CHILDREN SHOULDN'T PLAY WITH DEAD THINGS
(1972)
Dir - Bob Clark
Overall: MEH
Bob Clark's first horror movie and only second full-length one Children Shouldn't Play with Dead Things is a frustrating bit of low-budget filmmaking. Made on a measly $50,000 and featuring a small cast made up of Clark's college buddies and make-up artists, its DIY aesthetic is admirable to be sure as is the fact that it goes comedic since four years after Night of the Living Dead came out, it was already a ripe time to poke fun at the concept of a bunch of people held up in a house being attacked by flesh-eating ghouls. The only problem is that Clark and company concoct some of the most unbelievably obnoxious characters ever put to celluloid. Special effects man/director/actor Alan Ormsby's raving douchebag theatre troupe leader is nearly impossible to stomach from scene one and it only gets so much worse from there. While Ormsby's character is initially made fun of by the rest of the endlessly quippy cast, he is so profoundly annoying to begin with that the tone shift during the last twenty minutes of the movie feels more like a charitable saving grace than anything else since finally at long last, everyone stops being horrible and unfunny, instead just acting scared. Everything before the final few moments are excruciating and once the movie kicks into Michael Jacksons Thriller mode and gets plenty spooky with actually intimidating zombies on the loose, it is all nothing that has not been done too many times to count.
ALICE, SWEET ALICE
(1976)
Dir - Alfred Sole
Overall: MEH
A well-appreciated, pre-Halloween slasher movie, Alice, Sweet Alice, (which was also screened as Communion and Holy Terror in earlier instances), is too nasty and unpleasant to really "enjoy" as a horror film. This is not to say that the subject matter is too wretched or that it is too gory since these things are requisites more or less in the genre. Yet when your film revolves around a violent, smart-ass, whining twelve-year old and uses her as a red herring, it is a little difficult to feel sympathy for her or anyone else who feels sympathy for her. So really, it is the premise of that is rather doomed to fail. The killer reveal is more shocking in how rather lame it is than anything else, which is never a good sign. Stylistically, co-writer/director Alfred Sole, (who was working as an architect at the time and had only made one movie previously, which was a porno), does competent, be it standard work. The performances balance between naturalistic and grounded, to cartoonish, (Alphonso DeNoble's obese, cat-obsessed landlord reeks of sleazy exploitation). Yet as far as your run of the mill, "killer in a mask" kind of fare, this does not stray too far from the formula. It is just difficult to watch something where several of the worst characters in it are not even the real "bad guys".

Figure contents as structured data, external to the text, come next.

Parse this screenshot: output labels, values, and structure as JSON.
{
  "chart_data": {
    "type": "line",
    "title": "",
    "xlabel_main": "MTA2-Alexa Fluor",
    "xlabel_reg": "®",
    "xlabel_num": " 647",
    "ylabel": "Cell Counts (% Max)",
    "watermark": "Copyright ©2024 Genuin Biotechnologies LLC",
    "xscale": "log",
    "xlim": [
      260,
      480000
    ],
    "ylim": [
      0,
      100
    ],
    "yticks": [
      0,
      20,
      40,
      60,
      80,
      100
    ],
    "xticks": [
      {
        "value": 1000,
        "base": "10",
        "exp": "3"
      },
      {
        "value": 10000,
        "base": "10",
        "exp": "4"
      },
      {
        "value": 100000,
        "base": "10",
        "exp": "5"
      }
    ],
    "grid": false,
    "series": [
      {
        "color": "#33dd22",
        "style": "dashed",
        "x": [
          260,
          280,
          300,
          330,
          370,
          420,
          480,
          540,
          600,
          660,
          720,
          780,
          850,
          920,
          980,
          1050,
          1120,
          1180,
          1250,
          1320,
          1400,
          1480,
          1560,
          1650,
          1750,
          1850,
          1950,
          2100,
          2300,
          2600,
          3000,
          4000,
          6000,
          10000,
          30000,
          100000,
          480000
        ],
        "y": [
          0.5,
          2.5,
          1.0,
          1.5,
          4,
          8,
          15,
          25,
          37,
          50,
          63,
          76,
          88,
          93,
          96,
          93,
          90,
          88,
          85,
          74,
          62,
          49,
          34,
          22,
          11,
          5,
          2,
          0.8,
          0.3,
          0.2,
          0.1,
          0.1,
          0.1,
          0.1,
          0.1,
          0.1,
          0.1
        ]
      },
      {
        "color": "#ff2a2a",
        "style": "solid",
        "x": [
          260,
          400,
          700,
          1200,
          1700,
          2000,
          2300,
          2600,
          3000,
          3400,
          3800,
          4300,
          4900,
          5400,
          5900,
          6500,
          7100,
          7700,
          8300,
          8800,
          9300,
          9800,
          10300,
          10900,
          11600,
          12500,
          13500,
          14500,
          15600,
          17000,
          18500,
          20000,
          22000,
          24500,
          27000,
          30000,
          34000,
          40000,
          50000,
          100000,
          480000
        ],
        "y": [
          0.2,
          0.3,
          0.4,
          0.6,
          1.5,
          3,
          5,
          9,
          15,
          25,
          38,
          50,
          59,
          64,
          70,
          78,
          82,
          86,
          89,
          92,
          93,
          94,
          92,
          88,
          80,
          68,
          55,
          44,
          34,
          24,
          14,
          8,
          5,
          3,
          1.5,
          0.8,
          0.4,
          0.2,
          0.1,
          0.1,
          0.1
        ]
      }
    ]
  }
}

THE REDEEMER: SON OF SATAN
(1978)
Dir - Constantine S. Gochis
Overall: WOOF
When pretentiousness meets amateur filmmaking, you are either in for a laugh or one abysmal movie-going experience. Constantine S. Gochis' The Redeemer: Son of Satan, (The Class Reunion Massacre), is unfortunately very much the latter. While it is adequately photographed, (the only positive it deserves), the pacing is all over the place, the acting atrocious, and the story is a conglomerate of cliched afterthoughts such as another overly-zealous preacher who wants to punish rudimentary-labeled sinners, pecking off murder victims in another locked building, and another creepy demon kid or some horseshit. It could not be more sloppy in how it is all put together. The movie goes from having scenes where the director seems to have forgotten to yell "cut", to others that are spliced together so frantically that the same director supposedly forgot to put some scenes in between them. Immediately after a woman is murdered in a bathroom by the murderer dressed as a clown while her friend discovers the body, (how he got into this room or out is of course left a mystery), the same guy is in a completely different part of the building dressed as a mustached detective shown in mid conversation with his next victim while his last victim is then shown again exactly where we last saw her. There are more examples of this disregard of proper physics where the killer has all of the time in the world to immediately be everywhere as well as seven hundred steps ahead of everyone. Furthermore, the low-grade actors stuck in this dung heap can hardly do anything with the material that they are given in the first place and the self-righteous religious nonsense just makes it extra awful.